Kakadu,  or also called Gagadju,  a native tongue of the Aboriginals of the area,  is a National Park of extremes: extremely wet, extremely hot, extremely many crocodiles … and great to visit!

It is situated in the northern end of the Northern Territories, Australia. It extends about 100 km from east to west, 200 km from north to south, and is more or less on the doorstep of Darwin.

During the wet season between November and May, most parts of the lowlands are flooded due to water coming down from Arnhem land and pushing the water into floodplains. These plains are some of the most important ones in the world, as they have an outstanding impact on flora and fauna in the area.

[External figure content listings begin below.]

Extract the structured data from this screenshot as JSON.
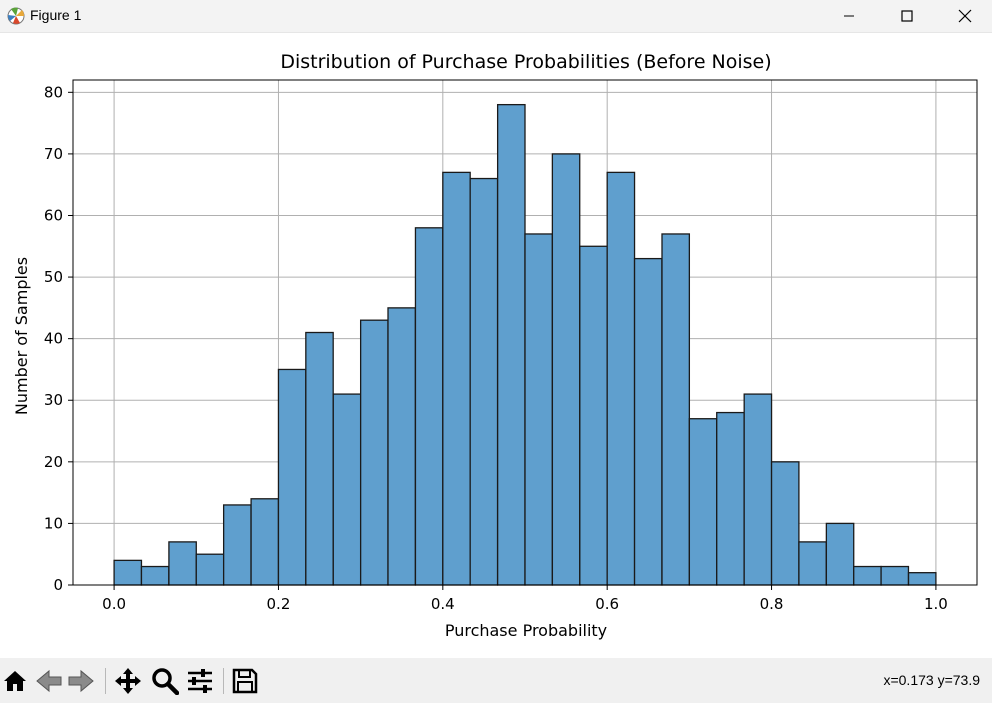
{
  "window": {
    "title": "Figure 1",
    "controls": {
      "minimize": "minimize",
      "maximize": "maximize",
      "close": "close"
    }
  },
  "toolbar": {
    "tools": [
      "home-icon",
      "back-arrow-icon",
      "forward-arrow-icon",
      "pan-icon",
      "zoom-icon",
      "configure-subplots-icon",
      "save-icon"
    ],
    "coords": "x=0.173 y=73.9"
  },
  "colors": {
    "bar_fill": "#5f9fce",
    "bar_edge": "#1a1a1a",
    "grid": "#b0b0b0"
  },
  "chart_data": {
    "type": "bar",
    "title": "Distribution of Purchase Probabilities (Before Noise)",
    "xlabel": "Purchase Probability",
    "ylabel": "Number of Samples",
    "xlim": [
      -0.05,
      1.05
    ],
    "ylim": [
      0,
      82
    ],
    "grid": true,
    "bin_width": 0.0333,
    "bin_starts": [
      0.0,
      0.0333,
      0.0667,
      0.1,
      0.1333,
      0.1667,
      0.2,
      0.2333,
      0.2667,
      0.3,
      0.3333,
      0.3667,
      0.4,
      0.4333,
      0.4667,
      0.5,
      0.5333,
      0.5667,
      0.6,
      0.6333,
      0.6667,
      0.7,
      0.7333,
      0.7667,
      0.8,
      0.8333,
      0.8667,
      0.9,
      0.9333,
      0.9667
    ],
    "values": [
      4,
      3,
      7,
      5,
      13,
      14,
      35,
      41,
      31,
      43,
      45,
      58,
      67,
      66,
      78,
      57,
      70,
      55,
      67,
      53,
      57,
      27,
      28,
      31,
      20,
      7,
      10,
      3,
      3,
      2
    ],
    "xticks": [
      0.0,
      0.2,
      0.4,
      0.6,
      0.8,
      1.0
    ],
    "xtick_labels": [
      "0.0",
      "0.2",
      "0.4",
      "0.6",
      "0.8",
      "1.0"
    ],
    "yticks": [
      0,
      10,
      20,
      30,
      40,
      50,
      60,
      70,
      80
    ],
    "ytick_labels": [
      "0",
      "10",
      "20",
      "30",
      "40",
      "50",
      "60",
      "70",
      "80"
    ]
  }
}
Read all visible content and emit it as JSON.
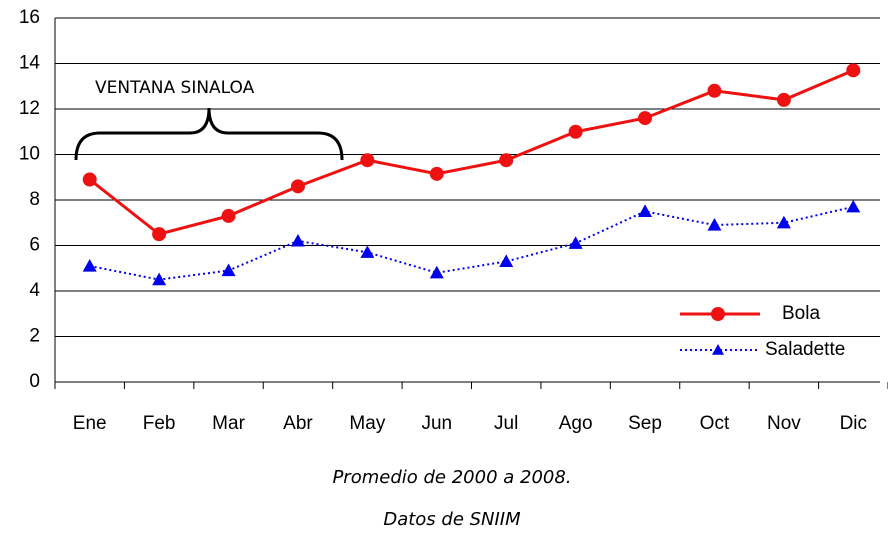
{
  "chart_data": {
    "type": "line",
    "categories": [
      "Ene",
      "Feb",
      "Mar",
      "Abr",
      "May",
      "Jun",
      "Jul",
      "Ago",
      "Sep",
      "Oct",
      "Nov",
      "Dic"
    ],
    "series": [
      {
        "name": "Bola",
        "color": "#ee1111",
        "values": [
          8.9,
          6.5,
          7.3,
          8.6,
          9.75,
          9.15,
          9.75,
          11.0,
          11.6,
          12.8,
          12.4,
          13.7
        ]
      },
      {
        "name": "Saladette",
        "color": "#0000ee",
        "values": [
          5.1,
          4.5,
          4.9,
          6.2,
          5.7,
          4.8,
          5.3,
          6.1,
          7.5,
          6.9,
          7.0,
          7.7
        ]
      }
    ],
    "ylim": [
      0,
      16
    ],
    "yticks": [
      0,
      2,
      4,
      6,
      8,
      10,
      12,
      14,
      16
    ],
    "grid": true,
    "annotations": [
      "VENTANA SINALOA"
    ],
    "captions": [
      "Promedio de 2000 a 2008.",
      "Datos de SNIIM"
    ]
  }
}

Birds can use the billabongs (waterholes) and rivers that end in roaring waterfalls for their nesting. Meter long crocodiles, that are well known since we have all watched the movie Crocodile Dundee have a great splash. Every day spent in the National Park is worthwhile and full of highlights, whether you only have a day on your schedule, or you can camp out under fantastic starry skies for a few nights. You can join a guided tour starting from Darwin or Katherine, or cruise around in your own rented vehicle.  Enjoy the walks, go birdwatching and see the Crocs – with caution! If there is a warning sign, there are crocodiles. They probably see you before them and getting a close-up photo to show friends is not worth it if you end up as their lunch.

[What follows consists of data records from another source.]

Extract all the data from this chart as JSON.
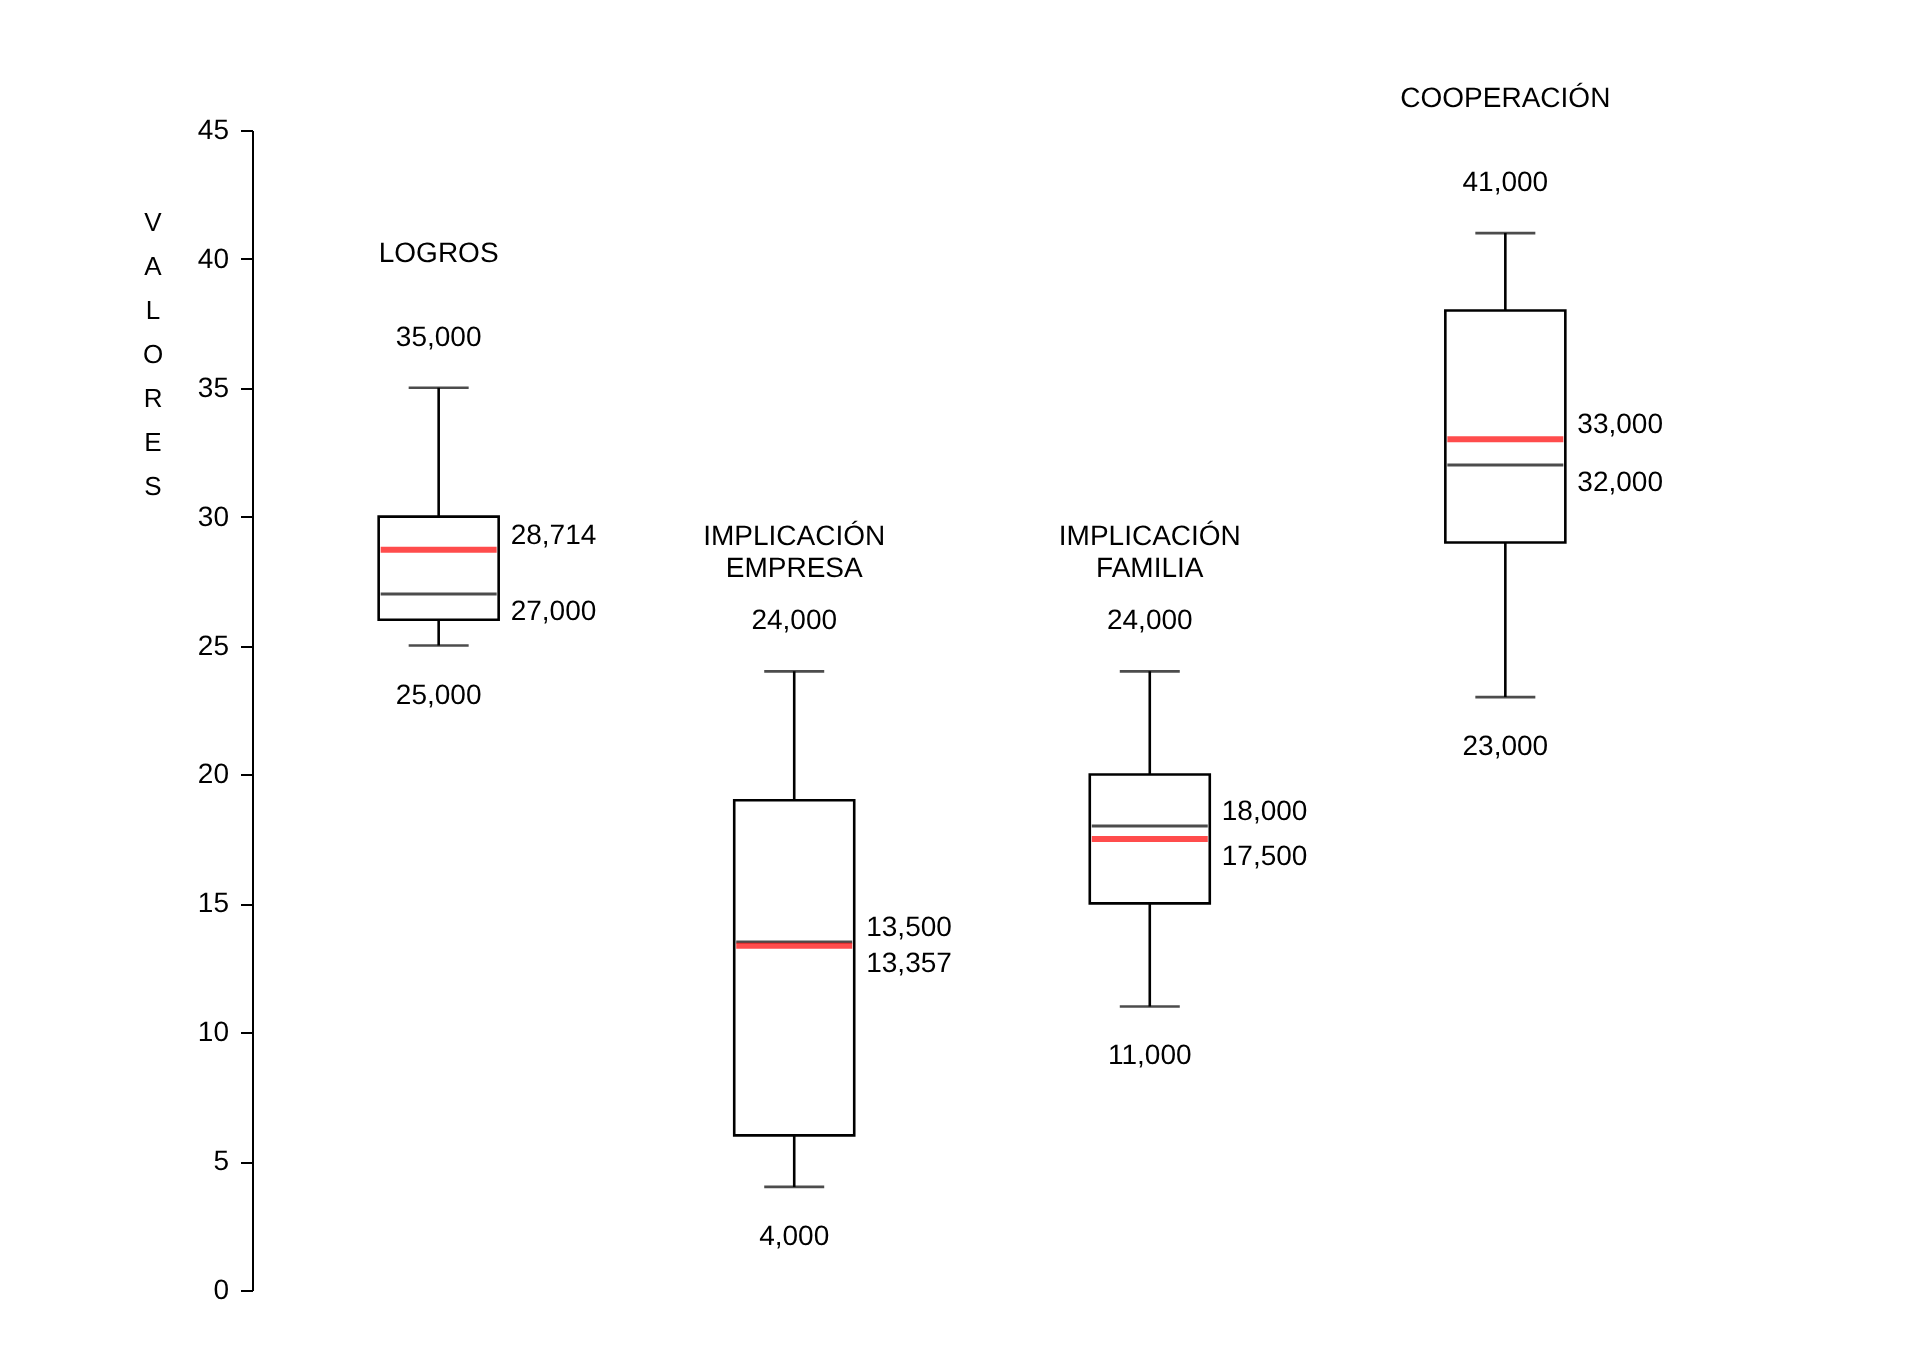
{
  "chart_data": {
    "type": "box",
    "categories": [
      "LOGROS",
      "IMPLICACIÓN EMPRESA",
      "IMPLICACIÓN FAMILIA",
      "COOPERACIÓN"
    ],
    "ylabel": "VALORES",
    "ylim": [
      0,
      45
    ],
    "yticks": [
      0,
      5,
      10,
      15,
      20,
      25,
      30,
      35,
      40,
      45
    ],
    "grid": false,
    "boxes": [
      {
        "low": 25,
        "q1": 26,
        "median": 27,
        "q3": 30,
        "high": 35,
        "mean": 28.714
      },
      {
        "low": 4,
        "q1": 6,
        "median": 13.5,
        "q3": 19,
        "high": 24,
        "mean": 13.357
      },
      {
        "low": 11,
        "q1": 15,
        "median": 18,
        "q3": 20,
        "high": 24,
        "mean": 17.5
      },
      {
        "low": 23,
        "q1": 29,
        "median": 32,
        "q3": 38,
        "high": 41,
        "mean": 33
      }
    ],
    "annotations": [
      {
        "text": "35,000",
        "x": "LOGROS",
        "y": 35
      },
      {
        "text": "28,714",
        "x": "LOGROS",
        "y": 28.714
      },
      {
        "text": "27,000",
        "x": "LOGROS",
        "y": 27
      },
      {
        "text": "25,000",
        "x": "LOGROS",
        "y": 25
      },
      {
        "text": "24,000",
        "x": "IMPLICACIÓN EMPRESA",
        "y": 24
      },
      {
        "text": "13,500",
        "x": "IMPLICACIÓN EMPRESA",
        "y": 13.5
      },
      {
        "text": "13,357",
        "x": "IMPLICACIÓN EMPRESA",
        "y": 13.357
      },
      {
        "text": "4,000",
        "x": "IMPLICACIÓN EMPRESA",
        "y": 4
      },
      {
        "text": "24,000",
        "x": "IMPLICACIÓN FAMILIA",
        "y": 24
      },
      {
        "text": "18,000",
        "x": "IMPLICACIÓN FAMILIA",
        "y": 18
      },
      {
        "text": "17,500",
        "x": "IMPLICACIÓN FAMILIA",
        "y": 17.5
      },
      {
        "text": "11,000",
        "x": "IMPLICACIÓN FAMILIA",
        "y": 11
      },
      {
        "text": "41,000",
        "x": "COOPERACIÓN",
        "y": 41
      },
      {
        "text": "33,000",
        "x": "COOPERACIÓN",
        "y": 33
      },
      {
        "text": "32,000",
        "x": "COOPERACIÓN",
        "y": 32
      },
      {
        "text": "23,000",
        "x": "COOPERACIÓN",
        "y": 23
      }
    ]
  }
}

There might not be a better place in Australia to learn about the culture of the Aborigines, next to Uluru, or Ayers Rock. This region was probably one of the first to being settled, at around 40,000 – 60,000 years ago. There are lots of old rock paintings that can be dated back to thousands of years ago that belong to the aboriginal “Dreamtime”  - their histories and stories, which ended when white settlers arrived on their boats in the 18th and 19th century. The paintings, made with ochre, black, yellow or white colors, tell of spirits, hunting techniques, aboriginal morality rules and law, and even of the arrival of people on boats, wearing trousers and hats.

The 19,000 skm National Park had become listed as Unesco World Heritage Site in 1987.

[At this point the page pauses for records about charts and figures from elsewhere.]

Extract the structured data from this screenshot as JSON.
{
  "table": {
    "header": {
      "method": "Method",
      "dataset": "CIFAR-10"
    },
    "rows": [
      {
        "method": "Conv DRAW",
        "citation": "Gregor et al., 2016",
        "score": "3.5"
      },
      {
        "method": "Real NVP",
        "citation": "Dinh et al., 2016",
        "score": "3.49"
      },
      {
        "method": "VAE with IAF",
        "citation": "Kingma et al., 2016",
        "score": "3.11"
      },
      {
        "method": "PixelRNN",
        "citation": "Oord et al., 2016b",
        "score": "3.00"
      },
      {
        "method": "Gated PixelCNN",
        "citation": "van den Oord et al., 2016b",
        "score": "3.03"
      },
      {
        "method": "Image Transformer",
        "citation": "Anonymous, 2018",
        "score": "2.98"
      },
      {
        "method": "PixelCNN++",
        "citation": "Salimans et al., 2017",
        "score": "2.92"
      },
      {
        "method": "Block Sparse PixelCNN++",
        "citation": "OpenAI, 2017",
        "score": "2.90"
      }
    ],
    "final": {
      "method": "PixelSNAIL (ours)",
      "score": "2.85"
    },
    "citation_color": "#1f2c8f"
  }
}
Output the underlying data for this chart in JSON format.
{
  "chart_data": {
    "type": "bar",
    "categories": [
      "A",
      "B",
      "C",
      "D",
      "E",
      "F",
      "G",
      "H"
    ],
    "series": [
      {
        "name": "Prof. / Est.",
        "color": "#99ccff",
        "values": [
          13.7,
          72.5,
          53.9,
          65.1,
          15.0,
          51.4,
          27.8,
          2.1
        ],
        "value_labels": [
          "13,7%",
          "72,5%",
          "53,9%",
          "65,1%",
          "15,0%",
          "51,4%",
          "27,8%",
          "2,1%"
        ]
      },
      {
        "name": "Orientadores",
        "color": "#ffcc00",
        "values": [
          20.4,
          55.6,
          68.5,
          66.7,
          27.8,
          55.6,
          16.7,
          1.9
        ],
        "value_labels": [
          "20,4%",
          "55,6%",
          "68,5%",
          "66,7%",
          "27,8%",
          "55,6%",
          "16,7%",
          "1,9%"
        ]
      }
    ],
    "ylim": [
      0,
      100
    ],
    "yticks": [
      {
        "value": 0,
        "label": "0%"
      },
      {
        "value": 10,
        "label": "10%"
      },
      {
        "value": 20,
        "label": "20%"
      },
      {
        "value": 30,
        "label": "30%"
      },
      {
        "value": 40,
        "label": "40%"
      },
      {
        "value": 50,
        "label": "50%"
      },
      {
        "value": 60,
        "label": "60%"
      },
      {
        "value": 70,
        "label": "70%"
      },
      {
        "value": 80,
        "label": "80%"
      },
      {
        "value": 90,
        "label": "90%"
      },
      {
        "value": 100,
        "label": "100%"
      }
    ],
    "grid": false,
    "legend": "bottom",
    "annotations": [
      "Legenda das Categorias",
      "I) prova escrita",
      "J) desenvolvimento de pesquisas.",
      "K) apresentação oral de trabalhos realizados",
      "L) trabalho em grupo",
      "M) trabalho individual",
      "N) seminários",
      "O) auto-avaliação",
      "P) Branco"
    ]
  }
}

It is advisable to spend at least two to three days in the park.

Places to visit are:

  • Mamukala Wetlands Walk
  • The Bowali Visitor Centre in Jabiru and the Manngarre Monsoon Rainforest Walk
  • Ubirr Art Site Rock: ideal around sunset, and there is lots of rock paintings to study. Check out the view over the wetlands, you might recognise it from Crocodile Dundee!
  • Helicopter flight around the National Park
  • Nourlangie Rock: Art Site Walk to some rock paintings and a walk to nearby Anbangbang Billabong (2,5 km, 1 hr)
  • Mirrai Lookout: bring your swimgear!
  • Bubba Wetlands Walk at sunset
  • Boat trip on the Yellow Waters Lagoon. The earlier the better, as you will see wildlife aplenty! Crocodiles guaranteed, so don´t hang out of the boat too far!
  • JimJim or Twin Falls, if the road is open and you have a 4x4

There are several campgrounds in the park and even a crocodile-shaped hotel at Jabiru. Be sure to bring your food, water and extra fuel, there is a few spots to stock up, but you better rely on your own supplies. And don´t forget your camera.